Facebook notification spams crosses the line with users

Published on February 16, 2018

Facebook is continuously bombarding its users with promotional messages, emails, and notifications to come right back to using its application. Therefore, most of its efforts at attempting different methods for the same, do not come across as surprising. However, things have changed lately.

Facebook

Recently, these prying attempts have gone well beyond just comments relating to the activity taking place on your profile. It seems like the social media giant plans on nagging its users even when an acquaintance comments on someone else’s picture.

It doesn’t matter if this user is your distant family member who you’ve never met in reality, you will still be notified about when he/she comments on any random picture while they are browsing through the network.
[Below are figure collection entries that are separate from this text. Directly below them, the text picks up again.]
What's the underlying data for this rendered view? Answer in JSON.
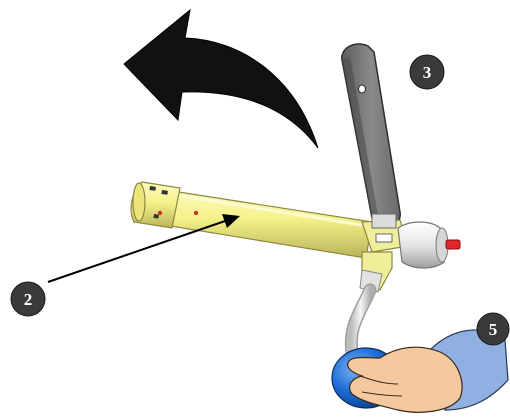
{
  "callouts": [
    {
      "id": "2",
      "label": "2"
    },
    {
      "id": "3",
      "label": "3"
    },
    {
      "id": "5",
      "label": "5"
    }
  ],
  "colors": {
    "rotation_arrow": "#111111",
    "tube": "#f5f28a",
    "tube_shadow": "#b9b45a",
    "lever": "#7a7a7a",
    "lever_dark": "#4a4a4a",
    "end_cap": "#e6e6e6",
    "tip": "#e0262b",
    "marker": "#c0392b",
    "hose": "#dcdcdc",
    "bulb": "#1e6fd8",
    "hand": "#f4c9a0",
    "sleeve": "#8fb0e0",
    "callout_circle": "#3a3a3a",
    "callout_text": "#ffffff"
  },
  "icons": [
    "rotation-arrow-icon",
    "pointer-arrow-icon"
  ]
}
Moreover, it seems like the spamming has gone on to affect even those who have signed up for the two-factor authentication option.
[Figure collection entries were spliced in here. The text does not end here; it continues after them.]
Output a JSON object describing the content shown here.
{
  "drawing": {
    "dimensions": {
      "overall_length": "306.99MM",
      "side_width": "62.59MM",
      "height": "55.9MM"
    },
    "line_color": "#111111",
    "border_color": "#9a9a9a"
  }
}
“The part of it that bugs me is that two-factor authentication is something [Facebook] should be encouraging people to use, but instead the way this is working here is that they’re driving people away from two-factor and making people less secure,” says Matt Green, a professor at the Johns Hopkins University Information Security Institute, who has done contracted security work for Facebook in the past. “It’s abusive, people’s attention is deliberately tweaked by what looks like a two-factor authentication message,” Green revealed that he had received endless messages relating to Facebook each day, especially since the beginning of this year.

The annoying part about these notifications is that they are no longer limited to the application itself but they will arrive in the form of messages on your device. Additionally, things can go haywire if you end up replying to these messages. “If you respond, your message is posted to your profile. If the notifications involve someone else’s content, users say the text replies inadvertently show up as comments on other people’s photos or statuses,” notes Wired.